"Je demande que des états généraux de la profession du chiffre soient organisés"

"Je demande que des états généraux de la profession du chiffre soient organisés"

06.04.2018

Gestion d'entreprise

Retrouvez chaque semaine notre interview sur un sujet d’actualité. En raison de la possible remontée des seuils d’audit légal, Michel Tudel, président d’honneur de la Compagnie nationale des commissaires aux comptes, appelle à un sursaut de la profession comptable.

L’IGF recommande de relever les seuils d’audit légal au niveau préconisé par l’Union européenne. Qu’en pensez-vous ?

Comme toujours, il s’agit d’une mesure médiane qui ne prend pas en compte le tissu économique auquel elle s’applique. Le ministre de l’économie et des finances souhaite réorienter, via plusieurs pistes, l’épargne des français vers les entreprises. Il serait déraisonnable de ne pas donner aux épargnants la sécurité que procure le rapport du commissaire aux comptes.
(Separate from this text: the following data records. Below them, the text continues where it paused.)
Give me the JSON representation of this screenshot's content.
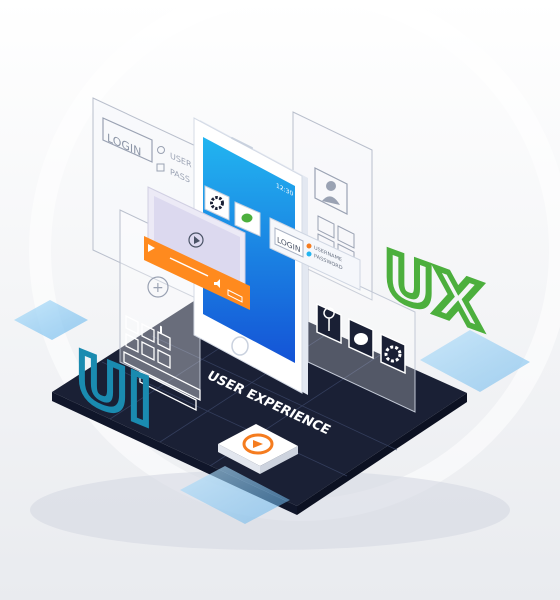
{
  "wireframe_left": {
    "login_label": "LOGIN",
    "username_label": "USER",
    "password_label": "PASS"
  },
  "phone": {
    "time": "12:30",
    "login_card": {
      "title": "LOGIN",
      "username_label": "USERNAME",
      "password_label": "PASSWORD"
    }
  },
  "platform": {
    "caption": "USER EXPERIENCE"
  },
  "big_letters": {
    "ui": "UI",
    "ux": "UX"
  },
  "colors": {
    "background": "#f3f4f6",
    "platform": "#1a2035",
    "phone_screen_top": "#22b5f0",
    "phone_screen_bottom": "#1453d6",
    "ux_green": "#4caf3d",
    "ui_teal": "#1a8bb0",
    "video_bar_orange": "#ff8a1e",
    "play_button_orange": "#f57c1f"
  }
}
Il aurait été plus acceptable de dire que toute entité qui va recevoir des prêts participatifs devrait, quel que soit son chiffre d’affaires, avoir un commissaire aux comptes. Un particulier qui place 30 000 euros veut avoir de la sécurité. Donc la mesure préconisée par l’IGF n’est pas adaptée à la politique du gouvernement. Par analogie, quand on observe ce qui se passe dans le secteur non marchand on voit que la présence du Cac est obligatoire dès que l’on consomme de l’argent public. C’est le cas des associations qui reçoivent plus de 153 000 euros de subventions. Le gouvernement pourrait avoir le même souci de l’utilisation de l’épargne des français.

Quelle est votre opinion sur les seuils d’audit légal des Sarl et des SAS ?

Je ne m’arcboute pas sur les seuils préconisés par l’Europe, c’est-à-dire 4 millions d’euros de bilan, 8 millions d’euros de chiffre d’affaires et 50 salariés, s’agissant des sociétés de famille qui ne recourent pas à l’emprunt. Je ne suis pas contre ces seuils pour ceux qui utilisent leur propre argent. Mais le gouvernement doit être cohérent. S’il veut accompagner le développement des entreprises, il ne faut pas que les épargnants se retrouvent face à une situation sauvage. Le commissaire aux comptes sécurise un certain nombre de transactions.

Si les seuils sont relevés au niveau préconisé par l’Union européenne, pensez-vous que votre société puisse compenser la perte de chiffre d’affaires ?

Le système devient cohérent si on met en place la sécurité dont je vous parle en ce qui concerne l’épargne. Les commissaires aux comptes sont presque tous experts-comptables. Il ne faut pas tomber dans la schizophrénie. Cela ne me semble pas très logique de dire que d’un côté l’on va sérieusement tailler dans le chiffre d’affaires des Cac et que de l’autre côté l’expert-comptable doit aider à mettre en place le prélèvement à la source. Je demande que des Etats généraux de la profession du chiffre soient organisés.

C’est-à-dire ?

Que la profession, commissaire aux comptes et expert-comptable, fasse l’état de sa situation et en tire les conséquences en disant au gouvernement que son diagnostic a été établi sans avoir procédé à une analyse précise du tissu économique français. Il faut que la profession réagisse dans son ensemble à l’égard des deux tutelles. Dans le contexte actuel, je n’accompagnerai pas les entreprises pour mettre en place le prélèvement à la source. Vous me direz que je prends en otage les entreprises ! Mais j’utilise les transports tous les jours. Donc que le gouvernement fasse son œuvre.